As LGBTQ culture becomes more mainstream, drag’s political message of radical change gets more and more diluted. In 1997, Ellen DeGeneres came out as a lesbian on national TV; in 2003, same-sex was officially decriminalized; in 2009 America elected its first African American president; in 2015 the Supreme Court ruled in favor of marriage equality.
And then something changed.
Philadelphia-based artist Mike Hisey can pinpoint the exact day when his dragctivist persona was born: Jan. 27, 2017.
On the weekend following Donald Trump’s inauguration, as the newly-elected president took his first official trip to Philadelphia for a three-day GOP conference, his White House team was scrambling to defend the self-congratulatory statement about the crowd of “a million, million and a half people” who had attended the event.
Kellyanne Conway stayed on Capitol Hill, in damage control mode. From the White House lawn, the counselor to the president delivered her infamous “alternative facts” line to Jake Tapper on CNN.
That night Hisey had a dream that Conway was in a doll box, wearing her much-talked-about “Trump Revolutionary Wear” Gucci outfit, and the two were arguing. He couldn’t really hear what she was saying, but he remembers “yelling back at her.”
When he woke up the next day, he ran to a local Buffalo Exchange store, found the outfit he was looking for — a blue coat, red hat, purse and gloves — and decided he’d found his way of protesting: A drag was born, and her name was Alt-Fact Kelly.
But his creation didn’t stay exclusively with the controversially outspoken lady. For the last two years, Hisey, under the drag name Alt-Fact Kelly has produced over 50 outfits, “some good ones, some bad ones,” he told The News. They have been featured on Vanity Fair, NBC News, Mother Jones, but perhaps more significant are Alt-Fact Kelly’s social media followers.
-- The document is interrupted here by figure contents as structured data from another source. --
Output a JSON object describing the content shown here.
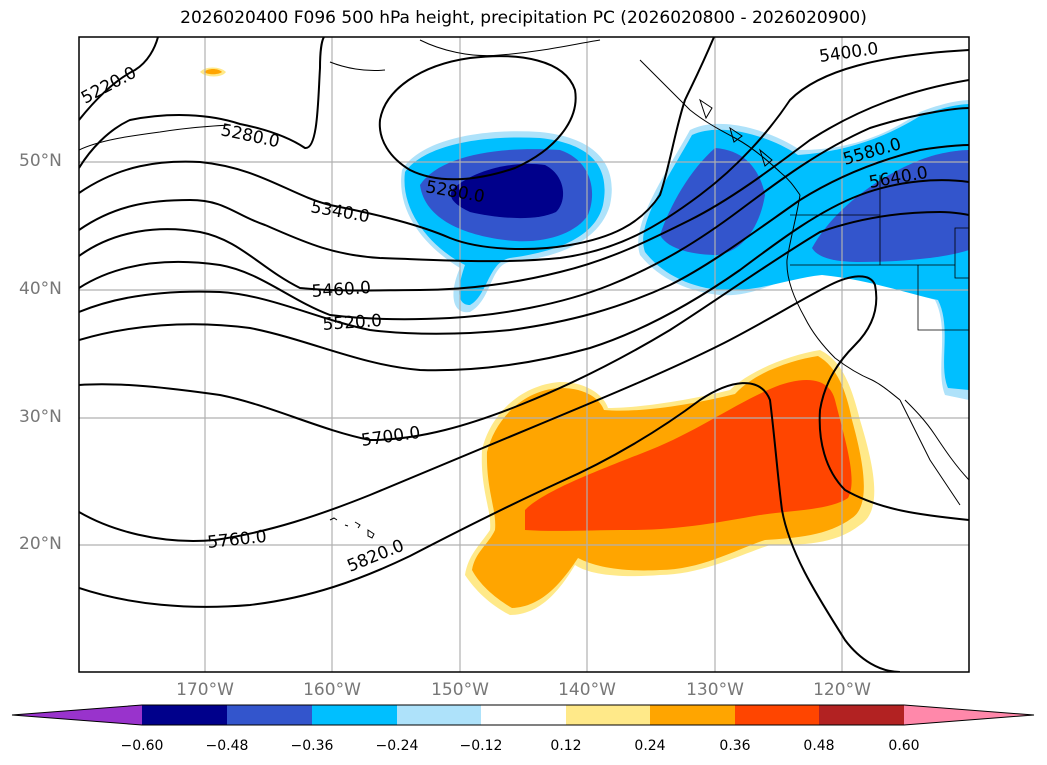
{
  "title": "2026020400 F096 500 hPa height, precipitation PC (2026020800 - 2026020900)",
  "lat_labels": [
    "50°N",
    "40°N",
    "30°N",
    "20°N"
  ],
  "lon_labels": [
    "170°W",
    "160°W",
    "150°W",
    "140°W",
    "130°W",
    "120°W"
  ],
  "contour_labels": [
    "5220.0",
    "5280.0",
    "5280.0",
    "5340.0",
    "5400.0",
    "5460.0",
    "5520.0",
    "5580.0",
    "5640.0",
    "5700.0",
    "5760.0",
    "5820.0"
  ],
  "colorbar": {
    "ticks": [
      "−0.60",
      "−0.48",
      "−0.36",
      "−0.24",
      "−0.12",
      "0.12",
      "0.24",
      "0.36",
      "0.48",
      "0.60"
    ],
    "colors": [
      "#9933cc",
      "#00008b",
      "#3355cc",
      "#00bfff",
      "#aee2fa",
      "#ffffff",
      "#ffe989",
      "#ffa500",
      "#ff4500",
      "#b22222",
      "#ff88aa"
    ]
  },
  "shading_colors": {
    "neg_light": "#aee2fa",
    "neg_mid": "#00bfff",
    "neg_strong": "#3355cc",
    "neg_max": "#00008b",
    "pos_light": "#ffe989",
    "pos_mid": "#ffa500",
    "pos_strong": "#ff4500"
  }
}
The list include Madonna, Rosie O’Donnell and Betty Buckley.
“I’ve been lighting up Betsy DeVos this last week because of the Special Olympics s–t,” he said. Other popular characters are Melania Trump, The Hunger Games’ Katniss Everdeen and the occasional boy drag, as The Donald, himself.
Unlike Beatrix LeStrange, who started out at the alternative drag world of Texas, Alt-Fact Kelly has only ever existed as a protest outlet. She only comes out when Hisey is fighting for his ideals, alongside activist organizations such as Gays Against Guns, Rise and Resist and Sing Out Louise, a New York-based group that protests with choral music: they show up around the city and perform popular songs whose lyrics have been changed “to mock Trump or anybody else.” In his hometown of Philadelphia, he’s part a group called Tuesdays with Toomey, where for past two years protesters have paid a weekly visit to the office of Sen. Patrick Toomey (R-Pa.) demanding a Town Hall meeting. They’ve never gotten one.
As performers, they both share the essence of all gender-benders. They twist the rules to shock, use camp to entertain, and make fun of the world — and themselves — to prove their point.
The fun sometimes comes with a price. Kelly Conway had Alt-Fact Kelly kicked out a hotel lobby once, Hisey said with a hint of Pride. And just last week in Washington, Hisey said he almost got arrested. The real DeVos was at a meeting, but couldn’t get outside because of protesters.
“The Secret Service lady was basically saying, ‘well you have to stand over there.’ And I said, ‘No! I’m not going to stand across the street. We’re going to stand here and protest her,” the fake DeVos said, standing around fake classroom boards, and a fake Mike Pence.
“I kind of I try to put a little comedy to it. But if you ever see the signs [such as ‘Surrender Donald,’ ‘Satan’ and ‘Tyranny & Co.’] for me that’s the political message.”